Date of Award

Spring 2005

Document Type

Dissertation

Degree Name

Doctor of Philosophy in Environmental Engineering - (Ph.D.)

Department

Civil and Environmental Engineering

First Advisor

Mohamed E. Labib

Second Advisor

Taha F. Marhaba

Third Advisor

S. S. Dukhin

Fourth Advisor

Thomas B. Atherholt

Fifth Advisor

Robert Dresnack

Sixth Advisor

Jay N. Meegoda

Abstract

Recent monitoring studies have indicated that many ground water (GW) sources would benefit from the development of effective technologies for removing viruses. Although reverse osmosis can achieve high log removal it is not economical. The main objective of this study is to test and validate a novel adsorption filtration (AF) technology for removing viruses from GW sources for drinking water production in New Jersey.

The convective diffusion of viruses to adsorbent particle surfaces in flow packed beds (FPB) enhances their removal efficiency if the adsorbent particle size can be decreased to about 100 microns. The development of effective virus removal technologies has not been successful because of two fundamental difficulties. First, the pressure drop in FPBs increases very rapidly with decreasing adsorbent particle size, and becomes unacceptably high at about 100 microns. Second, additional difficulties in achieving high log virus removal can arise due to competition for adsorption sites between negatively-charged viruses and humic acid anions which are fractions of Natural Organic Matter (NOM).

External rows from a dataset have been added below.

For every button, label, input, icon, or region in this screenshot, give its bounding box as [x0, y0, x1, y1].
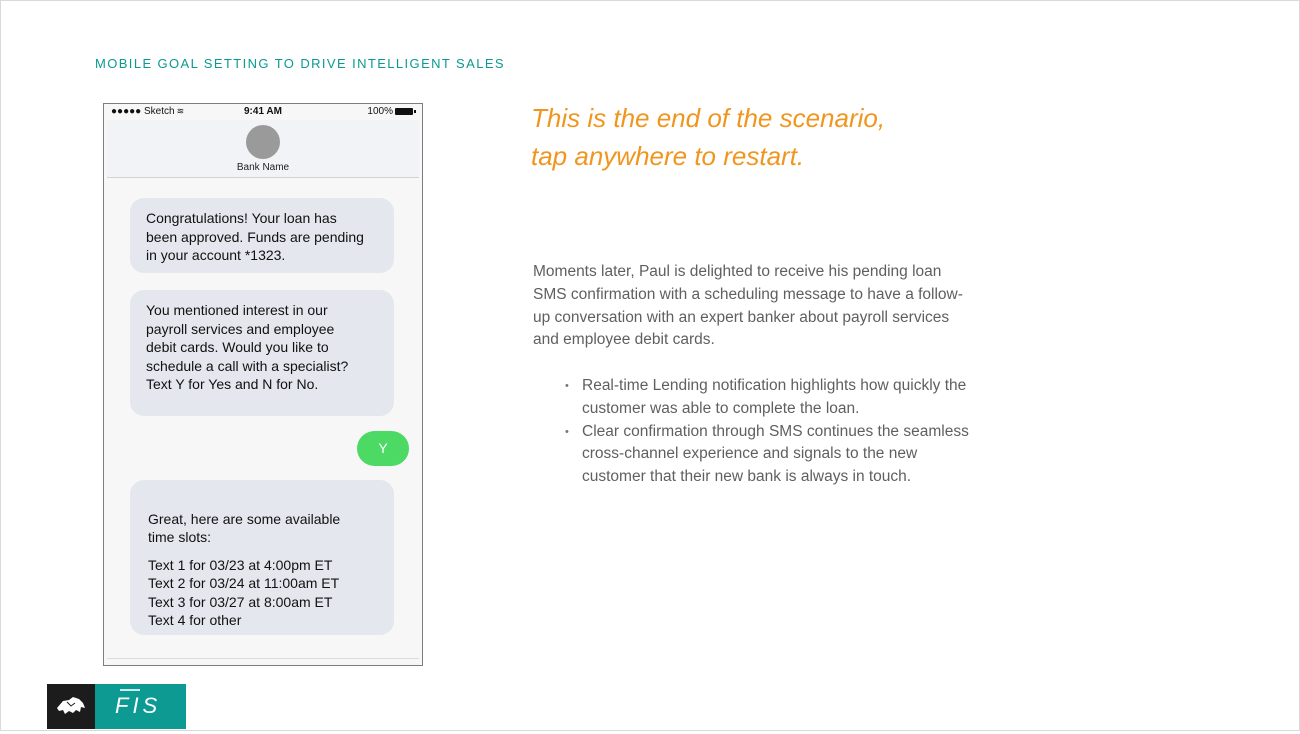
logo-accent-bar [120, 689, 140, 691]
contact-avatar [246, 125, 280, 159]
time-slots-intro: Great, here are some available time slots: [148, 510, 341, 545]
chat-header [107, 120, 419, 178]
time-slots-list: Text 1 for 03/23 at 4:00pm ET Text 2 for 03/24 at 11:00am ET Text 3 for 03/27 at 8:00am ET Text 4 for other [148, 556, 340, 628]
fis-logo [47, 684, 186, 729]
message-bubble-approval: Congratulations! Your loan has been approved. Funds are pending in your account *1323. [130, 198, 394, 273]
message-bubble-payroll-offer: You mentioned interest in our payroll services and employee debit cards. Would you like to schedule a call with a specialist? Text Y for Yes and N for No. [130, 290, 394, 416]
highlight-item: • Real-time Lending notification highlights how quickly the customer was able to complete the loan. [565, 375, 975, 421]
phone-screen [107, 104, 419, 659]
message-bubble-time-slots [130, 480, 394, 635]
highlights-list [565, 375, 975, 489]
restart-headline[interactable]: This is the end of the scenario, tap anywhere to restart. [531, 103, 886, 171]
battery-status [367, 106, 413, 117]
fis-wordmark [95, 684, 186, 729]
highlight-item: • Clear confirmation through SMS continues the seamless cross-channel experience and signals to the new customer that their new bank is always in touch. [565, 421, 975, 489]
wifi-icon: ≋ [176, 106, 185, 116]
battery-icon [395, 108, 413, 115]
slide-title: MOBILE GOAL SETTING TO DRIVE INTELLIGENT SALES [95, 56, 505, 71]
contact-name: Bank Name [236, 162, 290, 173]
scenario-description: Moments later, Paul is delighted to receive his pending loan SMS confirmation with a scheduling message to have a follow-up conversation with an expert banker about payroll services and employee debit cards. [533, 263, 963, 349]
carrier-label: ●●●●● Sketch [111, 106, 175, 117]
status-time: 9:41 AM [244, 106, 282, 117]
lion-emblem-icon [47, 684, 95, 729]
reply-bubble: Y [357, 431, 409, 466]
phone-mockup [103, 103, 423, 666]
status-bar [107, 104, 419, 120]
logo-text: FIS [115, 693, 162, 718]
battery-percent: 100% [367, 106, 393, 117]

The two main challenges to be overcome for developing an effective adsorption filtration technology for virus removal are: i) the selection of an appropriate adsorption medium, and ii) the development of means to minimize the effect of NOM on virus removal efficiency. Based on systematic experimental studies, calcite was selected as the adsorbent for virus removal. In order to overcome the adverse effects of NOM, a special prefilter, to be placed upstream of the virus filter, was developed using large calcite particle size, about 600 microns. This was possible because NOM molecules are approximately 15 times smaller than viruses, and accordingly, their diffusivity is about 15 times larger. Consequently, NOM diffusional transport is sufficiently rapid in spite of the larger calcite particles used in the prefilter. This ability to utilize such larger particles in the NOM prefilter made it possible to use a small prefilter pressure head during filtration.

In order to decrease the head loss arising from the use of small particle size dimension in the virus filter, two sets of channel arrays were introduced in the flow packed bed design similar to the concepts used in membrane technology, namely: decreasing the filtration depth and expanding the filtration surface area. In the design, the filtration surface area was increased and the filtration depth was decreased so that the same footprint and volumetric filtration velocity of the conventional FPB could be accomplished. In the AF filter, virus-contaminated water enters the feeding channels, crosses the adsorbent layer and then exits along the receiving channels. Therefore, this design allows efficient virus removal (> 6 logs) using 100-micron particles without the need to use high pressures to drive the filtration process.

The experimental studies confirmed that a model composite NOM/virus filter can remove more that 6 logs of viruses in the presence of NOM. The composite filter run was about 100 hours, compared to only 10 hours without the NOM prefilter. The design of the composite NOM/virus filter with a linear velocity of 0.1 cmlsec, P 0.1 bar, was elaborated for scaling up to an industrial scale.